Con la larga tradición de ataques ciclónicos que nos causan profundos daños, todavía no hemos aprendido las lecciones elementales sobre cómo minimizarlos.

De nada vale darle prioridad a otros asuntos nacionales si, en el caso preciso de una política para catástrofes naturales, los fenómenos terminan imponiéndose frente a nuestros errores y descuidos.

En pleno siglo 21 siguen construyéndose “viviendas chatarras” en las márgenes de los ríos o sobre promontorios frágiles que, ante cualquier inundación o quiebre, generan una calamidad humana.

Aquí ni siquiera se respetan las normas antisísmicas o de construcciones y edificaciones, lo que representa un factor latente de inseguridad, inadmisible en un país de veloz desarrollo urbano.

La mejor muestra de que las calamidades humanas apenas se remedian parcialmente es que todavía tenemos damnificados de ciclones de hace más de 30 años.
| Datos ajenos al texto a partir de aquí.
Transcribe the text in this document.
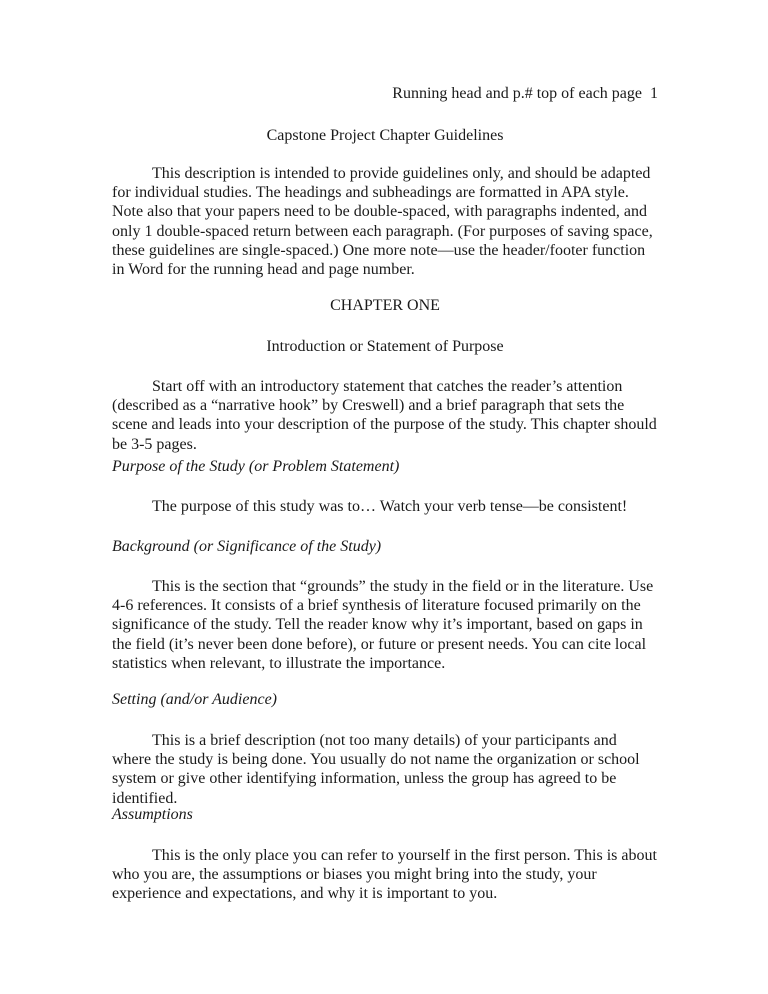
Running head and p.# top of each page  1
Capstone Project Chapter Guidelines

This description is intended to provide guidelines only, and should be adapted for individual studies. The headings and subheadings are formatted in APA style. Note also that your papers need to be double-spaced, with paragraphs indented, and only 1 double-spaced return between each paragraph. (For purposes of saving space, these guidelines are single-spaced.) One more note—use the header/footer function in Word for the running head and page number.

CHAPTER ONE
Introduction or Statement of Purpose

Start off with an introductory statement that catches the reader’s attention (described as a “narrative hook” by Creswell) and a brief paragraph that sets the scene and leads into your description of the purpose of the study. This chapter should be 3-5 pages.

Purpose of the Study (or Problem Statement)

The purpose of this study was to… Watch your verb tense—be consistent!

Background (or Significance of the Study)

This is the section that “grounds” the study in the field or in the literature. Use 4-6 references. It consists of a brief synthesis of literature focused primarily on the significance of the study. Tell the reader know why it’s important, based on gaps in the field (it’s never been done before), or future or present needs. You can cite local statistics when relevant, to illustrate the importance.

Setting (and/or Audience)

This is a brief description (not too many details) of your participants and where the study is being done. You usually do not name the organization or school system or give other identifying information, unless the group has agreed to be identified.

Assumptions

This is the only place you can refer to yourself in the first person. This is about who you are, the assumptions or biases you might bring into the study, your experience and expectations, and why it is important to you.
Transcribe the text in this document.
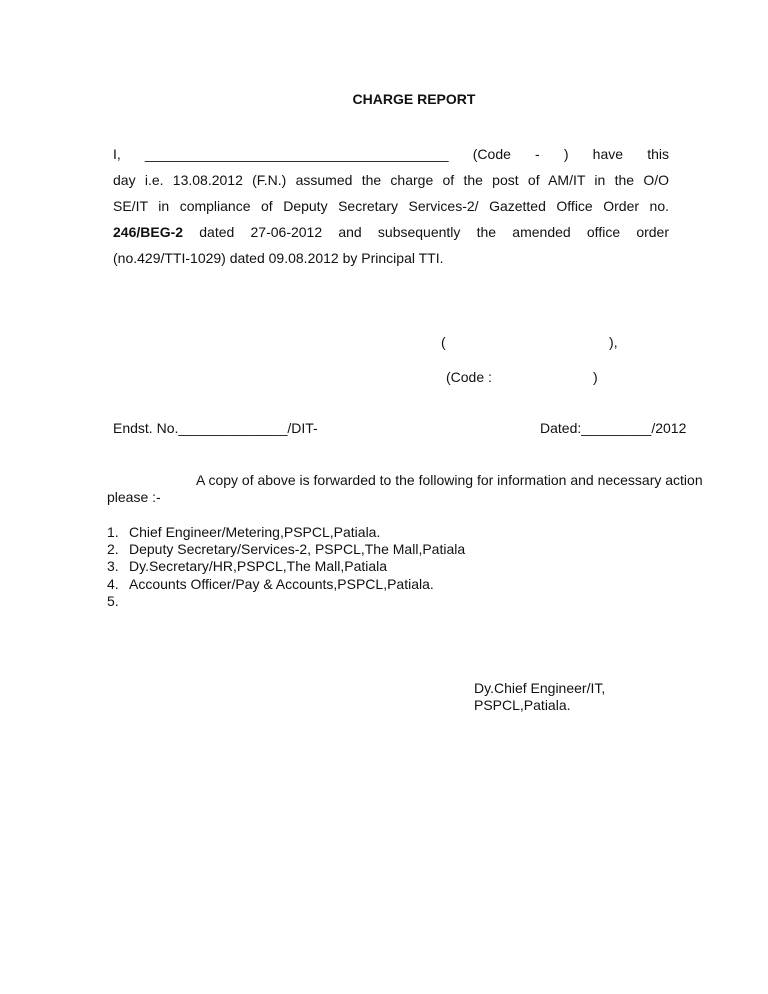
CHARGE REPORT
I, _______________________________________ (Code - ) have this
day i.e. 13.08.2012 (F.N.) assumed the charge of the post of AM/IT in the O/O
SE/IT in compliance of Deputy Secretary Services-2/ Gazetted Office Order no.
246/BEG-2 dated 27-06-2012 and subsequently the amended office order
(no.429/TTI-1029) dated 09.08.2012 by Principal TTI.
(                                          ),
(Code :                          )
Endst. No.______________/DIT-	Dated:_________/2012
A copy of above is forwarded to the following for information and necessary action
please :-
1. Chief Engineer/Metering,PSPCL,Patiala.
2. Deputy Secretary/Services-2, PSPCL,The Mall,Patiala
3. Dy.Secretary/HR,PSPCL,The Mall,Patiala
4. Accounts Officer/Pay & Accounts,PSPCL,Patiala.
5.
Dy.Chief Engineer/IT,
PSPCL,Patiala.
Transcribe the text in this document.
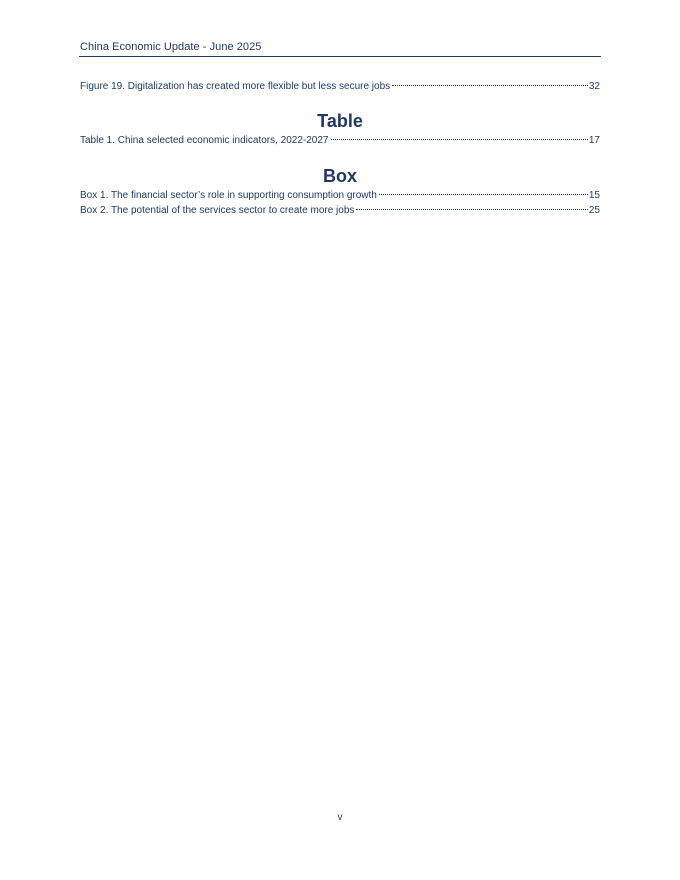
China Economic Update - June 2025
Figure 19. Digitalization has created more flexible but less secure jobs	32
Table
Table 1. China selected economic indicators, 2022-2027	17
Box
Box 1. The financial sector’s role in supporting consumption growth	15
Box 2. The potential of the services sector to create more jobs	25
v
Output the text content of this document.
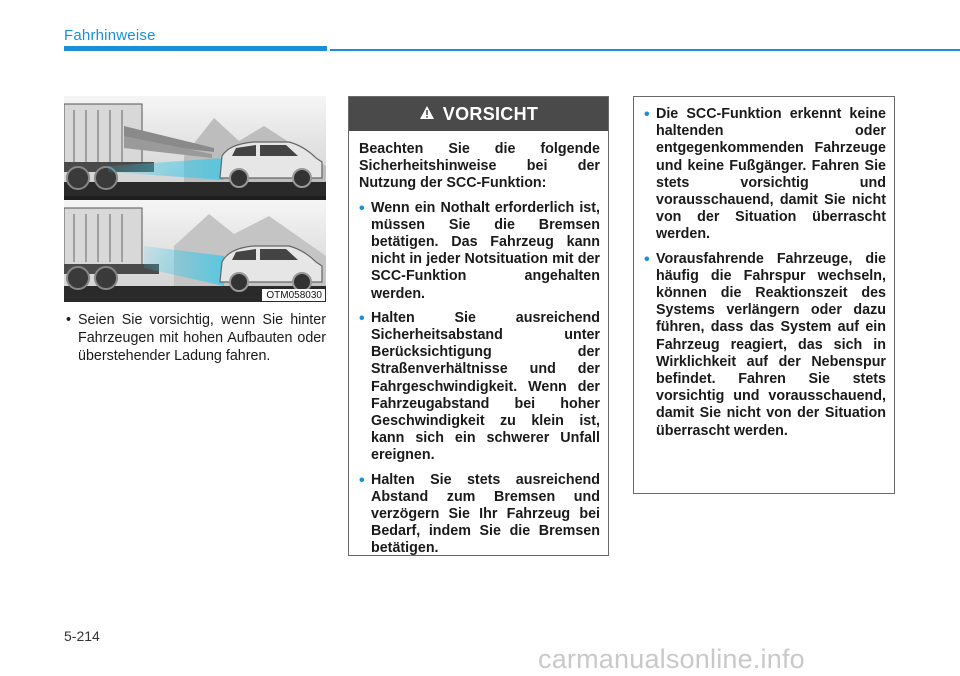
Fahrhinweise
OTM058030
• Seien Sie vorsichtig, wenn Sie hinter Fahrzeugen mit hohen Aufbauten oder überstehender Ladung fahren.
VORSICHT

Beachten Sie die folgende Sicherheitshinweise bei der Nutzung der SCC-Funktion:

• Wenn ein Nothalt erforderlich ist, müssen Sie die Bremsen betätigen. Das Fahrzeug kann nicht in jeder Notsituation mit der SCC-Funktion angehalten werden.
• Halten Sie ausreichend Sicherheitsabstand unter Berücksichtigung der Straßenverhältnisse und der Fahrgeschwindigkeit. Wenn der Fahrzeugabstand bei hoher Geschwindigkeit zu klein ist, kann sich ein schwerer Unfall ereignen.
• Halten Sie stets ausreichend Abstand zum Bremsen und verzögern Sie Ihr Fahrzeug bei Bedarf, indem Sie die Bremsen betätigen.
• Die SCC-Funktion erkennt keine haltenden oder entgegenkommenden Fahrzeuge und keine Fußgänger. Fahren Sie stets vorsichtig und vorausschauend, damit Sie nicht von der Situation überrascht werden.
• Vorausfahrende Fahrzeuge, die häufig die Fahrspur wechseln, können die Reaktionszeit des Systems verlängern oder dazu führen, dass das System auf ein Fahrzeug reagiert, das sich in Wirklichkeit auf der Nebenspur befindet. Fahren Sie stets vorsichtig und vorausschauend, damit Sie nicht von der Situation überrascht werden.
5-214
carmanualsonline.info
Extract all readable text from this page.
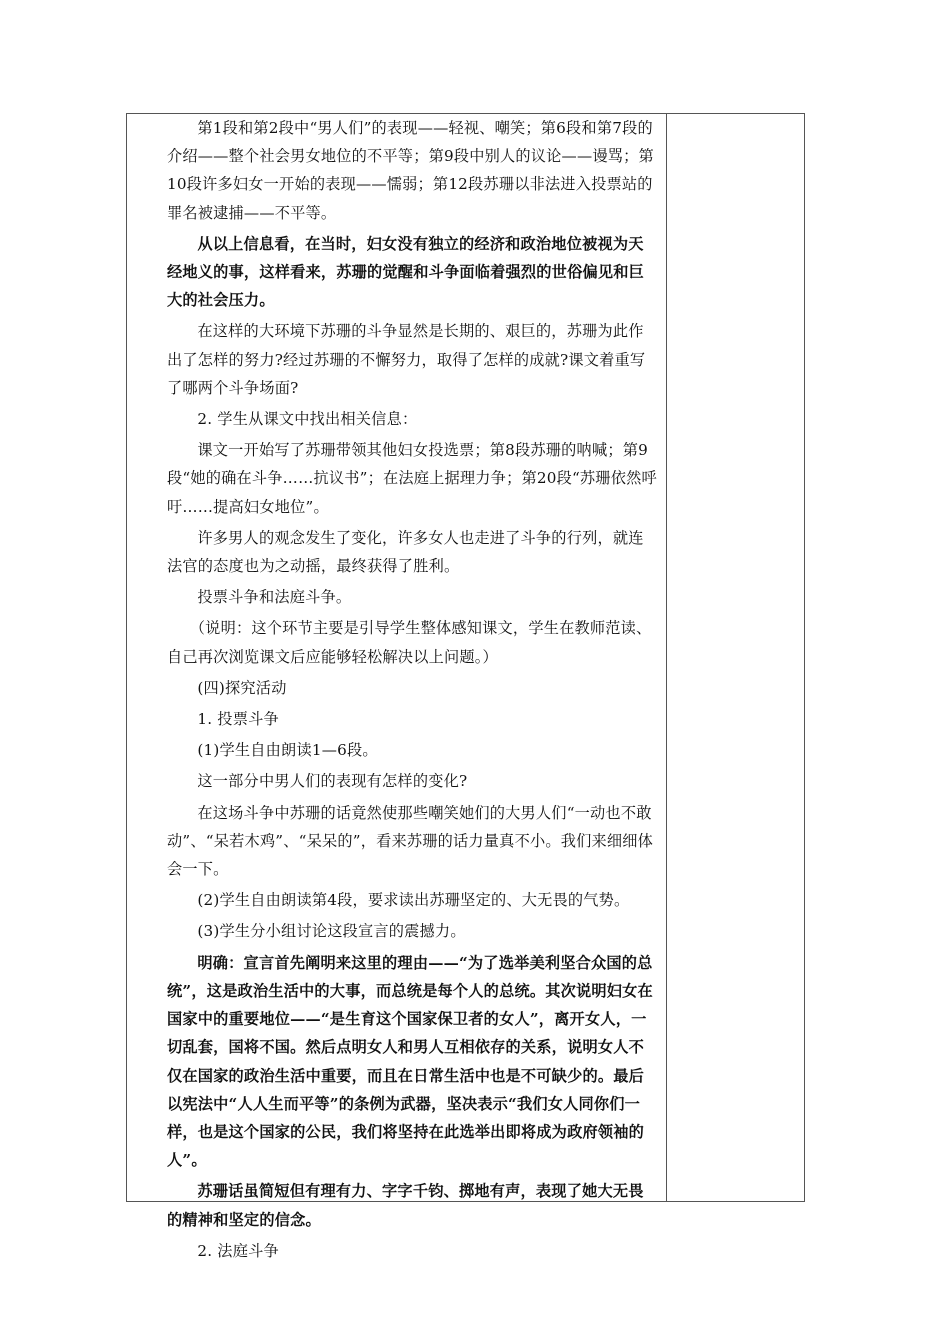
第1段和第2段中“男人们”的表现——轻视、嘲笑；第6段和第7段的介绍——整个社会男女地位的不平等；第9段中别人的议论——谩骂；第10段许多妇女一开始的表现——懦弱；第12段苏珊以非法进入投票站的罪名被逮捕——不平等。

从以上信息看，在当时，妇女没有独立的经济和政治地位被视为天经地义的事，这样看来，苏珊的觉醒和斗争面临着强烈的世俗偏见和巨大的社会压力。

在这样的大环境下苏珊的斗争显然是长期的、艰巨的，苏珊为此作出了怎样的努力?经过苏珊的不懈努力，取得了怎样的成就?课文着重写了哪两个斗争场面?

2. 学生从课文中找出相关信息：

课文一开始写了苏珊带领其他妇女投选票；第8段苏珊的呐喊；第9段“她的确在斗争……抗议书”；在法庭上据理力争；第20段“苏珊依然呼吁……提高妇女地位”。

许多男人的观念发生了变化，许多女人也走进了斗争的行列，就连法官的态度也为之动摇，最终获得了胜利。

投票斗争和法庭斗争。

（说明：这个环节主要是引导学生整体感知课文，学生在教师范读、自己再次浏览课文后应能够轻松解决以上问题。）

(四)探究活动

1. 投票斗争

(1)学生自由朗读1—6段。

这一部分中男人们的表现有怎样的变化?

在这场斗争中苏珊的话竟然使那些嘲笑她们的大男人们“一动也不敢动”、“呆若木鸡”、“呆呆的”，看来苏珊的话力量真不小。我们来细细体会一下。

(2)学生自由朗读第4段，要求读出苏珊坚定的、大无畏的气势。

(3)学生分小组讨论这段宣言的震撼力。

明确：宣言首先阐明来这里的理由——“为了选举美利坚合众国的总统”，这是政治生活中的大事，而总统是每个人的总统。其次说明妇女在国家中的重要地位——“是生育这个国家保卫者的女人”，离开女人，一切乱套，国将不国。然后点明女人和男人互相依存的关系，说明女人不仅在国家的政治生活中重要，而且在日常生活中也是不可缺少的。最后以宪法中“人人生而平等”的条例为武器，坚决表示“我们女人同你们一样，也是这个国家的公民，我们将坚持在此选举出即将成为政府领袖的人”。

苏珊话虽简短但有理有力、字字千钧、掷地有声，表现了她大无畏的精神和坚定的信念。

2. 法庭斗争
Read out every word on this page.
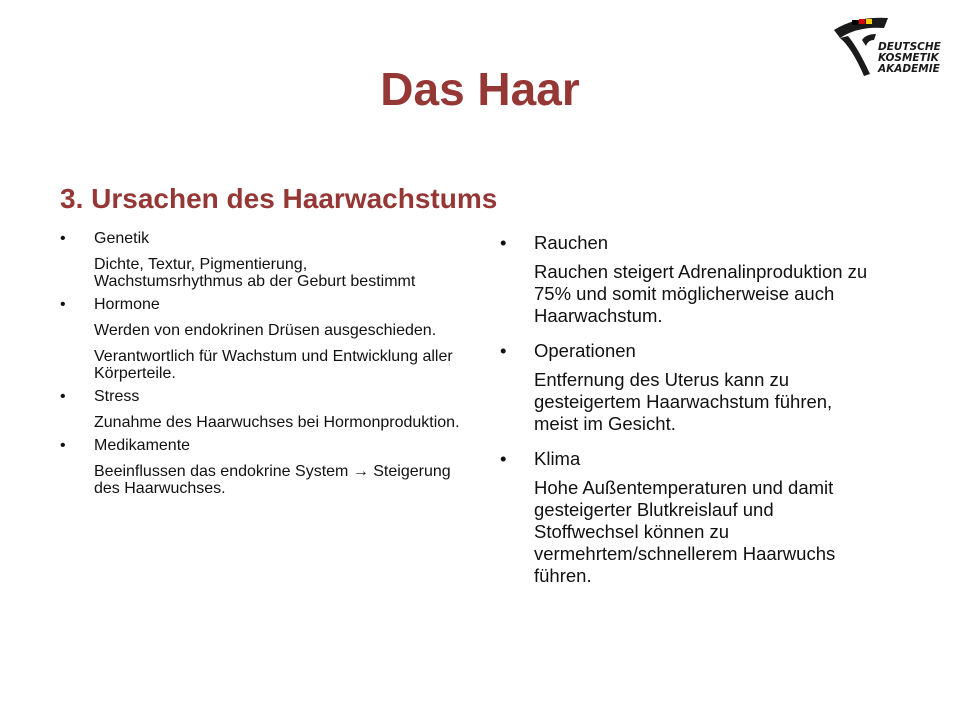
DEUTSCHE
KOSMETIK
AKADEMIE
Das Haar
3. Ursachen des Haarwachstums
• Genetik
Dichte, Textur, Pigmentierung, Wachstumsrhythmus ab der Geburt bestimmt
• Hormone
Werden von endokrinen Drüsen ausgeschieden.
Verantwortlich für Wachstum und Entwicklung aller Körperteile.
• Stress
Zunahme des Haarwuchses bei Hormonproduktion.
• Medikamente
Beeinflussen das endokrine System → Steigerung des Haarwuchses.
• Rauchen
Rauchen steigert Adrenalinproduktion zu 75% und somit möglicherweise auch Haarwachstum.
• Operationen
Entfernung des Uterus kann zu gesteigertem Haarwachstum führen, meist im Gesicht.
• Klima
Hohe Außentemperaturen und damit gesteigerter Blutkreislauf und Stoffwechsel können zu vermehrtem/schnellerem Haarwuchs führen.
Y que pese a los enormes riesgos de construir y vivir en las márgenes de los ríos, la herencia de esos descuidos es una montaña de cadáveres y un empobrecimiento y contaminación de esas fuentes de agua vitales.

Alrededor de estas cadenas de caseríos, sin sistemas de drenajes ni adecuados accesos, se incuban cada año enfermedades o muertes por brotes epidémicos de dengue o malaria.

Pese a estas repetibles escenas de destrucción, es la hora en que todavía no contamos con un levantamiento de las viviendas vulnerables en esos lugares.

Y aunque en el caso de las edificaciones, escolares o de salud, hay muchas ya identificadas con vulnerabilidades a los sismos o huracanes, poco se ha hecho para reforzarlas.